Ric Spencer 'The Vital Art of Looking' 2006


A review by Ric Spencer
The West Australian 27th August 2006

Siné MacPherson
Goddard de Fiddes

Judging by her work at Goddard de Fiddes, Siné MacPherson holds a deep mistrust of information, its source and intention.
Her paintings remonstrate with the seemingly innocuous act of looking and learning. Watch and learn, we say to our kids, but are we interested in teaching them how to watch? Is it more important to learn from looking or to learn how to look? This is the crucial distinction MacPherson is asking in this series of paintings.

Judging by her research level, I don’t think she likes superfluous or shallow art, either. For MacPherson, ungrounded art, image-making or art for art’s sake seems to be part of the problem of the lexicon of life. The way our knowledge is regimented by systems of language has for some time been MacPherson’s beef. Her idea of semantic suicide is “looking into” the cyclical problem of looking and accepting what we see. It constructs a language that reinforces the limitations of our observations. What ensues from MacPherson’s research in this case is a series of vibrant, shimmering and somewhat unsettling paintings of parrots and finches.

These parrots are not just any parrots, though. The series at Goddard de Fiddes is built around two historical works concerning birdwatching — Albert Tucker’s Parrots in a Queensland Landscape and an old woodcut by Norbertine von Bresslern-Roth.
MacPherson has found these images interesting — but why? Are they proof of the skill of artists in some way?

These images have become part of the lexicon of seeing by being proffered simultaneously as icons of Australian art history and symbols of the art of observation. We believe these are important works because they look so damn convincing but also because they are put forward by our trusted institutions as being works of importance.

But what makes these images special? Is it the skill of observation or technique, or is it the rose glasses of time and our collective need for an Australian history and culture? MacPherson, although well aware of this cultural history, stays focused on the here and now and as such her work becomes site-specific. Albert Tucker’s Rainbow Lorrikeets, not native to WA, become five species of parrot local to the South-West. Norbetine von Bresslern-Roth has her finches systematically rearranged into graphs representing the percentage and position of colour on each bird. This graphing is then reapplied to the painting in a flat, formless design.
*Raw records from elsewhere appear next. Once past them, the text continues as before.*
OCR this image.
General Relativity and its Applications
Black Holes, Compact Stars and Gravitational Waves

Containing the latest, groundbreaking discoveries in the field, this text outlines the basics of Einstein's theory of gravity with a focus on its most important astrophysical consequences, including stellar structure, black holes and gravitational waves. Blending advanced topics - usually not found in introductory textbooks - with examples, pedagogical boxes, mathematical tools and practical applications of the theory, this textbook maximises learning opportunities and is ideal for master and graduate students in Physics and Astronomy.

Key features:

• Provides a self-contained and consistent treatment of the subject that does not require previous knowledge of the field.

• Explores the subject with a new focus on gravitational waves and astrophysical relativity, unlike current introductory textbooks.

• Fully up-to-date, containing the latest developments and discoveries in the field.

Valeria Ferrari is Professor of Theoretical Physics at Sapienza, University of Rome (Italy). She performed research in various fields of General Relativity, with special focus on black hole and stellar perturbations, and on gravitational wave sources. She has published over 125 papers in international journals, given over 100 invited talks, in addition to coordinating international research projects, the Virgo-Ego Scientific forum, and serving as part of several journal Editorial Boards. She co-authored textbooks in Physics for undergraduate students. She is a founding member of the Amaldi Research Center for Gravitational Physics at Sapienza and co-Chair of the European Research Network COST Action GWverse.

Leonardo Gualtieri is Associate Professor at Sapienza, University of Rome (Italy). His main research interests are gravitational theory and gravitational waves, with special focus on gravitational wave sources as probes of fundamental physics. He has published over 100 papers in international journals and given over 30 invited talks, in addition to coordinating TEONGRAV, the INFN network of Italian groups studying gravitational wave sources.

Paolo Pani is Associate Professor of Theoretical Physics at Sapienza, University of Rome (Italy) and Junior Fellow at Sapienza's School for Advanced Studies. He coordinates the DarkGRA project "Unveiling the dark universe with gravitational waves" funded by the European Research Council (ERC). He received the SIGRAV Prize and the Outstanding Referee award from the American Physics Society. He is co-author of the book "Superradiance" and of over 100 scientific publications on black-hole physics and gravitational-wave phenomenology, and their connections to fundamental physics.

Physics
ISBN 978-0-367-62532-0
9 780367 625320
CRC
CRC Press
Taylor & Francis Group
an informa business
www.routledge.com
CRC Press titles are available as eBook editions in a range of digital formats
MacPherson’s finches seem somehow very much alive. We aren’t being asked to believe these birds are real and, as such, we somehow gain a greater sense of the present from the painting. By drawing on the language of history and representation and applying this to a site-specific relationship between nature and image, MacPherson extends the life of representational art, breathing new possibilities into the wide gap between observation and preconceived knowing.